We then asked our readers to nominate a haunted building that haunts their neighborhood.

They came forward by the dozen.

Doug Decker, a neighborhood historian who writes the Alameda Old House History blog, says it’s natural for people to be curious.

“I think all our old buildings are time travelers and they all have a story,” says Decker. “When you see what was seen in better times, you can’t help but wonder what happened.”

Vacant homes and storefronts make no sense in Portland, where residential and commercial real estate prices have continued to rise for decades, especially as thousands of citizens burn in the heat of the summer. .

It’s true that during the turmoil caused by the pandemic, wooden storefronts have become commonplace. However, Portland’s residential rental vacancy rate is one of the lowest in the country. Home prices have risen faster than all but five of the 40 largest US cities in the past two decades. And despite the current glut of office space, vacancy rates show that we’re still better off than many cities.

Therefore, a property that has been vacant for a long time is a mystery.

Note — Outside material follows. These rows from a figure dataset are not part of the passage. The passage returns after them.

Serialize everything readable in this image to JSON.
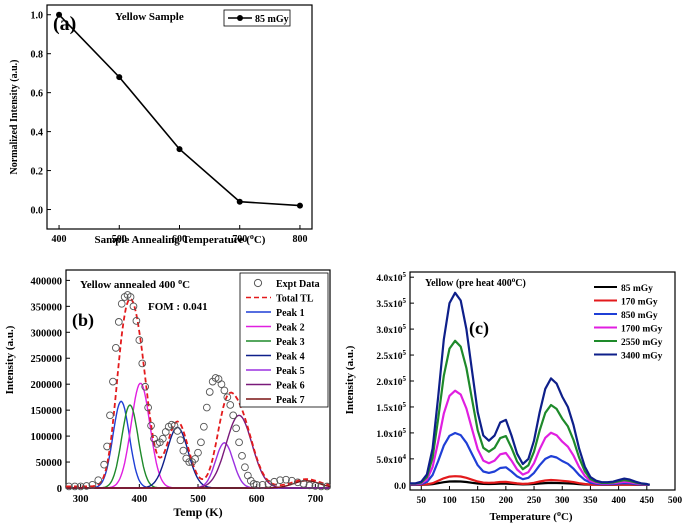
{
  "chart_data": [
    {
      "id": "a",
      "type": "line",
      "panel_label": "(a)",
      "title": "Yellow Sample",
      "xlabel": "Sample Annealing Temperature (",
      "xlabel_sup": "o",
      "xlabel_end": "C)",
      "ylabel": "Normalized Intensity (a.u.)",
      "xlim": [
        380,
        820
      ],
      "ylim": [
        -0.1,
        1.05
      ],
      "xticks": [
        400,
        500,
        600,
        700,
        800
      ],
      "xtick_labels": [
        "400",
        "500",
        "600",
        "700",
        "800"
      ],
      "yticks": [
        0.0,
        0.2,
        0.4,
        0.6,
        0.8,
        1.0
      ],
      "ytick_labels": [
        "0.0",
        "0.2",
        "0.4",
        "0.6",
        "0.8",
        "1.0"
      ],
      "series": [
        {
          "name": "85 mGy",
          "color": "#000000",
          "x": [
            400,
            500,
            600,
            700,
            800
          ],
          "values": [
            1.0,
            0.68,
            0.31,
            0.04,
            0.02
          ]
        }
      ],
      "legend": [
        "85 mGy"
      ]
    },
    {
      "id": "b",
      "type": "line",
      "panel_label": "(b)",
      "title_main": "Yellow annealed 400 ",
      "title_sup": "o",
      "title_end": "C",
      "annotation": "FOM : 0.041",
      "xlabel": "Temp (K)",
      "ylabel": "Intensity (a.u.)",
      "xlim": [
        275,
        725
      ],
      "ylim": [
        0,
        420000
      ],
      "xticks": [
        300,
        400,
        500,
        600,
        700
      ],
      "xtick_labels": [
        "300",
        "400",
        "500",
        "600",
        "700"
      ],
      "yticks": [
        0,
        50000,
        100000,
        150000,
        200000,
        250000,
        300000,
        350000,
        400000
      ],
      "ytick_labels": [
        "0",
        "50000",
        "100000",
        "150000",
        "200000",
        "250000",
        "300000",
        "350000",
        "400000"
      ],
      "expt_data": {
        "name": "Expt Data",
        "x": [
          280,
          290,
          300,
          310,
          320,
          330,
          340,
          345,
          350,
          355,
          360,
          365,
          370,
          375,
          380,
          385,
          390,
          395,
          400,
          405,
          410,
          415,
          420,
          425,
          430,
          435,
          440,
          445,
          450,
          455,
          460,
          465,
          470,
          475,
          480,
          485,
          490,
          495,
          500,
          505,
          510,
          515,
          520,
          525,
          530,
          535,
          540,
          545,
          550,
          555,
          560,
          565,
          570,
          575,
          580,
          585,
          590,
          595,
          600,
          610,
          620,
          630,
          640,
          650,
          660,
          670,
          680,
          690,
          700,
          710,
          720
        ],
        "values": [
          3000,
          3000,
          3000,
          4000,
          6000,
          15000,
          45000,
          80000,
          140000,
          205000,
          270000,
          320000,
          355000,
          368000,
          372000,
          368000,
          350000,
          322000,
          285000,
          240000,
          195000,
          155000,
          120000,
          95000,
          85000,
          88000,
          95000,
          108000,
          118000,
          122000,
          120000,
          110000,
          92000,
          72000,
          57000,
          50000,
          50000,
          56000,
          68000,
          88000,
          118000,
          155000,
          185000,
          205000,
          212000,
          210000,
          200000,
          188000,
          175000,
          160000,
          140000,
          115000,
          88000,
          62000,
          40000,
          24000,
          14000,
          8000,
          6000,
          6000,
          8000,
          12000,
          15000,
          16000,
          14000,
          11000,
          8000,
          5000,
          4000,
          3000,
          3000
        ]
      },
      "series": [
        {
          "name": "Total TL",
          "color": "#e31a1c",
          "dash": true,
          "peaks": [
            [
              369,
              167000,
              14
            ],
            [
              384,
              160000,
              14
            ],
            [
              402,
              202000,
              16
            ],
            [
              465,
              117000,
              18
            ],
            [
              465,
              8000,
              18
            ],
            [
              545,
              87000,
              15
            ],
            [
              570,
              140000,
              22
            ],
            [
              685,
              14000,
              22
            ]
          ]
        },
        {
          "name": "Peak 1",
          "color": "#1f3fd6",
          "peaks": [
            [
              369,
              167000,
              14
            ]
          ]
        },
        {
          "name": "Peak 2",
          "color": "#e01fe0",
          "peaks": [
            [
              402,
              202000,
              16
            ]
          ]
        },
        {
          "name": "Peak 3",
          "color": "#1e8a2a",
          "peaks": [
            [
              384,
              160000,
              14
            ]
          ]
        },
        {
          "name": "Peak 4",
          "color": "#0e1f8a",
          "peaks": [
            [
              465,
              117000,
              18
            ]
          ]
        },
        {
          "name": "Peak 5",
          "color": "#9b30e0",
          "peaks": [
            [
              545,
              87000,
              15
            ]
          ]
        },
        {
          "name": "Peak 6",
          "color": "#7a1a7a",
          "peaks": [
            [
              570,
              140000,
              22
            ]
          ]
        },
        {
          "name": "Peak 7",
          "color": "#7a1414",
          "peaks": [
            [
              685,
              14000,
              22
            ]
          ]
        }
      ],
      "legend": [
        "Expt Data",
        "Total TL",
        "Peak 1",
        "Peak 2",
        "Peak 3",
        "Peak 4",
        "Peak 5",
        "Peak 6",
        "Peak 7"
      ]
    },
    {
      "id": "c",
      "type": "line",
      "panel_label": "(c)",
      "title_main": "Yellow (pre heat 400",
      "title_sup": "o",
      "title_end": "C)",
      "xlabel": "Temperature (",
      "xlabel_sup": "o",
      "xlabel_end": "C)",
      "ylabel": "Intensity (a.u.)",
      "xlim": [
        30,
        500
      ],
      "ylim": [
        -10000,
        410000
      ],
      "xticks": [
        50,
        100,
        150,
        200,
        250,
        300,
        350,
        400,
        450,
        500
      ],
      "xtick_labels": [
        "50",
        "100",
        "150",
        "200",
        "250",
        "300",
        "350",
        "400",
        "450",
        "500"
      ],
      "yticks": [
        0,
        50000,
        100000,
        150000,
        200000,
        250000,
        300000,
        350000,
        400000
      ],
      "ytick_base": [
        "0.0",
        "5.0x10",
        "1.0x10",
        "1.5x10",
        "2.0x10",
        "2.5x10",
        "3.0x10",
        "3.5x10",
        "4.0x10"
      ],
      "ytick_exp": [
        "",
        "4",
        "5",
        "5",
        "5",
        "5",
        "5",
        "5",
        "5"
      ],
      "series": [
        {
          "name": "85 mGy",
          "color": "#000000",
          "scale": 0.018
        },
        {
          "name": "170 mGy",
          "color": "#e31a1c",
          "scale": 0.045
        },
        {
          "name": "850 mGy",
          "color": "#1f3fd6",
          "scale": 0.27
        },
        {
          "name": "1700 mGy",
          "color": "#e01fe0",
          "scale": 0.49
        },
        {
          "name": "2550 mGy",
          "color": "#1e8a2a",
          "scale": 0.75
        },
        {
          "name": "3400 mGy",
          "color": "#0e1f8a",
          "scale": 1.0
        }
      ],
      "base_curve": {
        "x": [
          30,
          40,
          50,
          60,
          70,
          80,
          90,
          100,
          110,
          120,
          130,
          140,
          150,
          160,
          170,
          180,
          190,
          200,
          210,
          220,
          230,
          240,
          250,
          260,
          270,
          280,
          290,
          300,
          310,
          320,
          330,
          340,
          350,
          360,
          370,
          380,
          390,
          400,
          410,
          420,
          430,
          440,
          450,
          455
        ],
        "values": [
          3000,
          3000,
          6000,
          20000,
          70000,
          170000,
          280000,
          350000,
          370000,
          355000,
          300000,
          220000,
          140000,
          95000,
          85000,
          95000,
          120000,
          125000,
          95000,
          60000,
          40000,
          50000,
          85000,
          140000,
          185000,
          205000,
          195000,
          170000,
          150000,
          115000,
          70000,
          35000,
          15000,
          8000,
          5000,
          5000,
          6000,
          9000,
          12000,
          10000,
          6000,
          3000,
          1500,
          0
        ]
      },
      "legend": [
        "85 mGy",
        "170 mGy",
        "850 mGy",
        "1700 mGy",
        "2550 mGy",
        "3400 mGy"
      ]
    }
  ]
}
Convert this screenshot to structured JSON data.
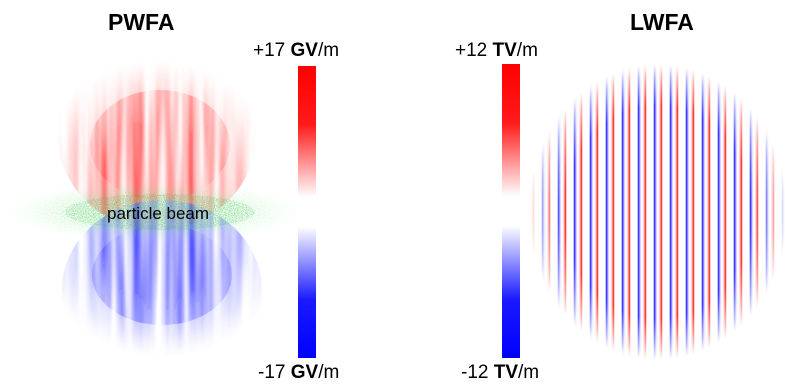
{
  "pwfa": {
    "title": "PWFA",
    "beam_label": "particle beam",
    "colorbar": {
      "max_num": "+17",
      "min_num": "-17",
      "unit_bold": "GV",
      "unit_rest": "/m"
    }
  },
  "lwfa": {
    "title": "LWFA",
    "colorbar": {
      "max_num": "+12",
      "min_num": "-12",
      "unit_bold": "TV",
      "unit_rest": "/m"
    }
  },
  "colors": {
    "positive": "#ff0000",
    "negative": "#0000ff",
    "beam": "#33cc44"
  }
}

This is especially true when the empty building is owned by a nonprofit that exists only to put a roof over people’s heads. This is the case if he is one of the properties you are about to come across, or in a trendy part of town with retail outlets. Like any other, it’s always a premium.

In my research, I found many explanations, legal squabbles, family dysfunction, incompetence, laziness, and perhaps the most annoying factor, uncaring bureaucracy.

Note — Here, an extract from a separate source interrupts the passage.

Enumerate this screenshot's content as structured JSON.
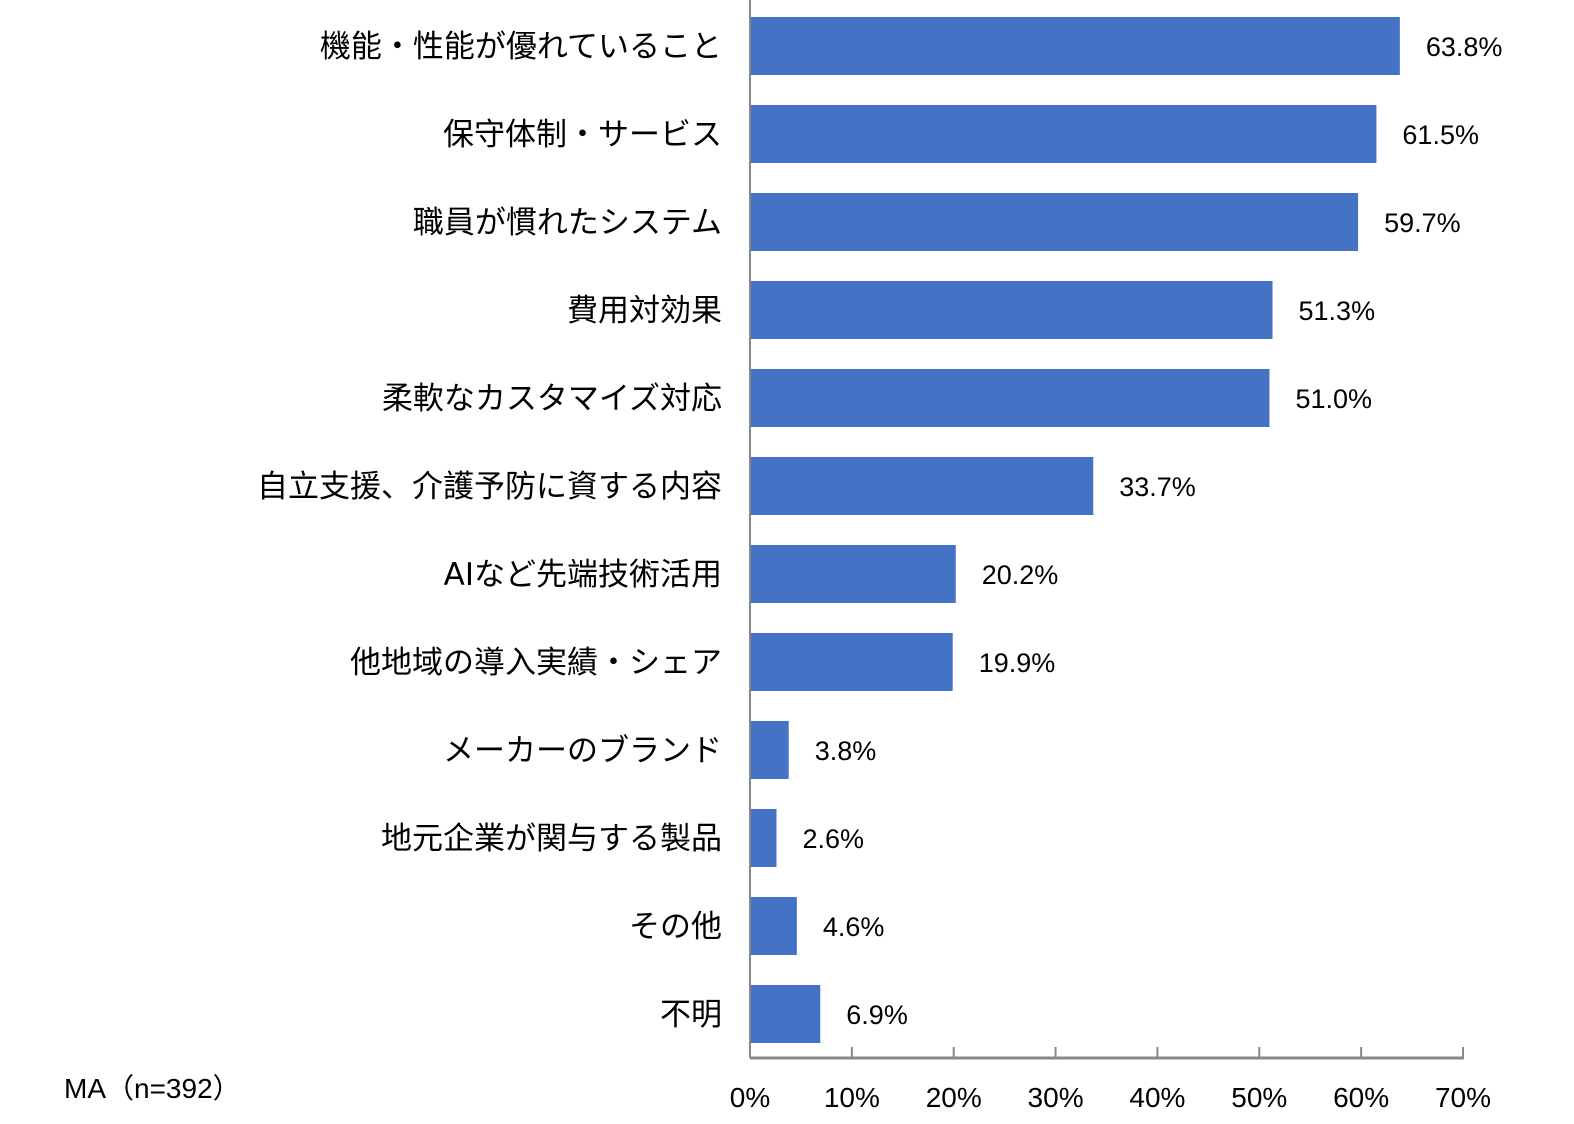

Rob Brewster, where Seattle-based Interurban Development is restoring older buildings around the Northwest (Pine Street Market and Under Armor’s West Coast headquarters are two examples in Portland) is one of the most prominent ghost buildings. and the former Gordon’s Fireplace shop on NE 33rd Street and Broadway. .

Brewster is angered by the time it will take for his company to get the city’s permit to convert Gordon’s into two floors of retail and residential.

“Portland is by far the worst city in which we do business in terms of permits,” says Brewster. “There is no housing emergency here. There is a political crisis.”

Others are more hopeful of the lonely spaces that dot the city.

“You can find them everywhere,” says Decker. “You look at them and think, ‘If they’ve stood around longer, they might still have a future.’